Mierda, se alegró, hay un carro que pasa por estos descampados y me deja en San Miguel. Desde ese distrito, a la casa de sus hijos, o al departamento prostibulario que también era su hogar, solo había escasos minutos. Tenía para pensar cuidadosamente su siguiente destino.

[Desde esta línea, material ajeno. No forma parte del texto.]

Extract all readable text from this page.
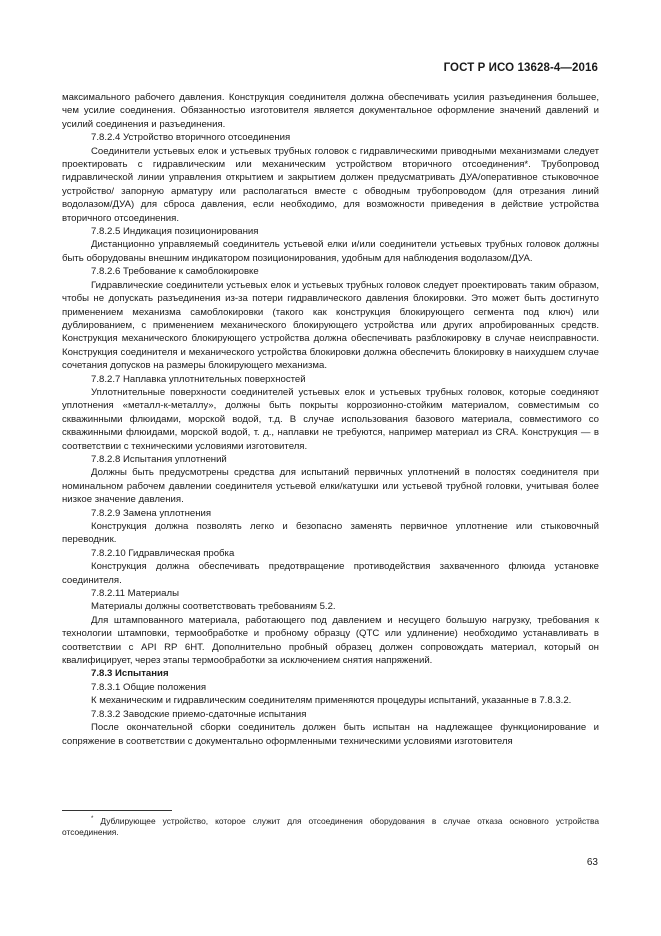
ГОСТ Р ИСО 13628-4—2016

максимального рабочего давления. Конструкция соединителя должна обеспечивать усилия разъединения большее, чем усилие соединения. Обязанностью изготовителя является документальное оформление значений давлений и усилий соединения и разъединения.

7.8.2.4 Устройство вторичного отсоединения

Соединители устьевых елок и устьевых трубных головок с гидравлическими приводными механизмами следует проектировать с гидравлическим или механическим устройством вторичного отсоединения*. Трубопровод гидравлической линии управления открытием и закрытием должен предусматривать ДУА/оперативное стыковочное устройство/ запорную арматуру или располагаться вместе с обводным трубопроводом (для отрезания линий водолазом/ДУА) для сброса давления, если необходимо, для возможности приведения в действие устройства вторичного отсоединения.

7.8.2.5 Индикация позиционирования

Дистанционно управляемый соединитель устьевой елки и/или соединители устьевых трубных головок должны быть оборудованы внешним индикатором позиционирования, удобным для наблюдения водолазом/ДУА.

7.8.2.6 Требование к самоблокировке

Гидравлические соединители устьевых елок и устьевых трубных головок следует проектировать таким образом, чтобы не допускать разъединения из-за потери гидравлического давления блокировки. Это может быть достигнуто применением механизма самоблокировки (такого как конструкция блокирующего сегмента под ключ) или дублированием, с применением механического блокирующего устройства или других апробированных средств. Конструкция механического блокирующего устройства должна обеспечивать разблокировку в случае неисправности. Конструкция соединителя и механического устройства блокировки должна обеспечить блокировку в наихудшем случае сочетания допусков на размеры блокирующего механизма.

7.8.2.7 Наплавка уплотнительных поверхностей

Уплотнительные поверхности соединителей устьевых елок и устьевых трубных головок, которые соединяют уплотнения «металл-к-металлу», должны быть покрыты коррозионно-стойким материалом, совместимым со скважинными флюидами, морской водой, т.д. В случае использования базового материала, совместимого со скважинными флюидами, морской водой, т. д., наплавки не требуются, например материал из CRA. Конструкция — в соответствии с техническими условиями изготовителя.

7.8.2.8 Испытания уплотнений

Должны быть предусмотрены средства для испытаний первичных уплотнений в полостях соединителя при номинальном рабочем давлении соединителя устьевой елки/катушки или устьевой трубной головки, учитывая более низкое значение давления.

7.8.2.9 Замена уплотнения

Конструкция должна позволять легко и безопасно заменять первичное уплотнение или стыковочный переводник.

7.8.2.10 Гидравлическая пробка

Конструкция должна обеспечивать предотвращение противодействия захваченного флюида установке соединителя.

7.8.2.11 Материалы

Материалы должны соответствовать требованиям 5.2.

Для штампованного материала, работающего под давлением и несущего большую нагрузку, требования к технологии штамповки, термообработке и пробному образцу (QTC или удлинение) необходимо устанавливать в соответствии с API RP 6HT. Дополнительно пробный образец должен сопровождать материал, который он квалифицирует, через этапы термообработки за исключением снятия напряжений.

7.8.3 Испытания

7.8.3.1 Общие положения

К механическим и гидравлическим соединителям применяются процедуры испытаний, указанные в 7.8.3.2.

7.8.3.2 Заводские приемо-сдаточные испытания

После окончательной сборки соединитель должен быть испытан на надлежащее функционирование и сопряжение в соответствии с документально оформленными техническими условиями изготовителя

* Дублирующее устройство, которое служит для отсоединения оборудования в случае отказа основного устройства отсоединения.
63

Se vio en una encrucijada. Resolvió que debía averiguar a fondo lo de Sánchez: ¿Dónde estaba? ¿Lo habían matado de verdad? Porque mientras no resolviera esos cuestionamientos, no podría ver a sus hijos. El asesino o los asesinos de Sánchez y Fátima (si daba por cierta la noticia de Tania) estarían siguiéndolo y, si es que aún no habían registrado que tenía hijos, lo harían ni bien él se acercase a la casa de su mujer o, mejor dicho, a la casa que él aún pagaba para que viviera allí su mujer y sus hijos, mientras la muy puta metía allí a su nuevo cachero. El ánimo se le avinagró. Dejó de pensar y se dedicó a mirar el turbio paisaje de la ciudad nocturna. Claro, pensó, tengo que ver a Tania; esa puta es la que dice que han matado a Sánchez. Y si lo dice, algo debe saber. Tengo que sacarle bien toda la información posible. Eso haría, volvería a hablar con Tania.